Functions and Status

The available operations are

SMSRead Asynchronous
SMSDelete Asynchronous
SMSSend Asynchronous
LastSmsIndex Synchronous
LastSmsMemType Synchronous
LastSmsMsgRef Synchronous
LastSmsRepValue Synchronous
LastSmsSender Synchronous
LastSmsText Synchronous
LastSmsTime Synchronous

The asynchronous operations are those that interact with the GSM module, thus requiring checking the internal status. The synchronous operations on the contrary do not require any checking: they directly return the result.

So it's true you could call LastSmsText() even by itself, but for it to return meaningful data, it must be preceded by a successful SMSRead().

Each GSM operation returns with at least one generic error code, if this is valid (not success) a second specific error code is available.

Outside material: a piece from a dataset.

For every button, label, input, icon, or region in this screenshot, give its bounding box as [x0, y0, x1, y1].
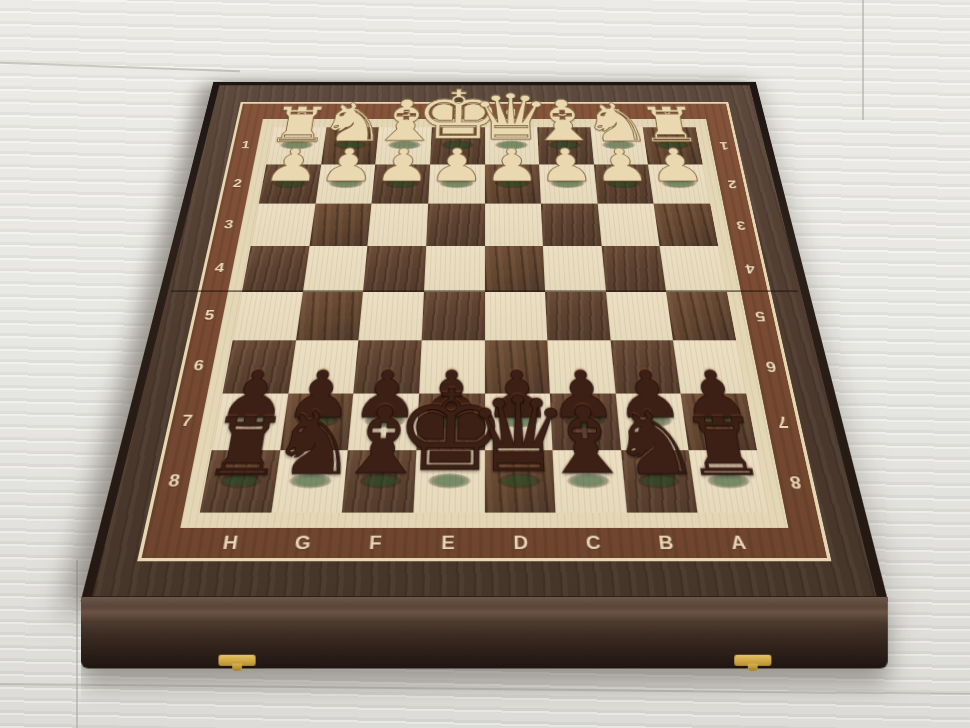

LastExecStat Generic Error Code
LastErrorCode Specific Error Code

Here is the list of possible generic error codes returned by LastExecStat

0 OP_SUCCESS Last function executed correctly
-1 OP_EXECUTION Last function still executing
-2 OP_LL Low Level mode is activate
1 OP_TIMEOUT Timeout error: GPRS module has not answered within the required timeout for the operation
2 OP_SYNTAX_ERR GPRS module reported a “syntax error” message
3 OP_CMS_ERR GPRS module reported a CMS error
4 OP_CME_ERR GPRS module reported a CME error
5 OP_NO_CARR_ERR GPRS module reported NO CARRIER message
6 OP_SMTP_ERR Error in sending the email
7 OP_FTP_ERR Error message received in FTP operation
8 OP_HIB_ERR GPRS module is turned off and cannot reply to commands


For a complete list of error codes, check Sierra Wireless documentation.

Operation

Now that all the necessary pieces have been laid out, it's time to follow some examples.

Send an SMS

SMSSend("99912345678","Flyport test!",FALSE);
while(LastExecStat() == OP_EXECUTION);
if(LastExecStat() == OP_SUCCESS)
    UARTWrite(1,"SMS Sent!\n");
else
    UARTWrite(1,"Error sending SMS\n");

As is shown in the above code, after the send instruction terminates, the operation is not itself completed. It becomes completed when the internal status becomes OP_SUCCESS. So to check for this there is a while loop that just waits until the internal status becomes different from OP_EXECUTION.

Read an SMS

SMSRead(1,SM_MEM);
while(LastExecStat() == OP_EXECUTION);
if(LastExecStat() == OP_SUCCESS)
{
    sprintf(msg,"SMS %d text:\n%s",1,LastSmsText());
    UARTWrite(1,msg);
}
else
    UARTWrite(1,"Error retrieving SMS\n");

Just like in the other example, there is while loop to wait until the operation has completed. Once we are sure that is the case, we check the result of the operation and proceed accordingly.

Final Notes

The synchronous functions all report the last valid data. So if you execute multiple SMSRead but just a few are valid, you could get misleading results if you do not prevent executing the synchronous functions with a prepended if(LastExecStat == OP_SUCCESS).

A code like the following

for(i=0; i<10; i++)
{
    SMSRead(i,SM_MEM);
    while(LastExecStat() == OP_EXECUTION);
    sprintf(msg,"SMS %d text:\n%s",i,LastSmsText());
    UARTWrite(1,msg);
}

Could even return all valid data, save for the fact that only a few of the 10 SMSes may be valid, and the rest are data lingering in memory. So remember to always check the status of the GSM library.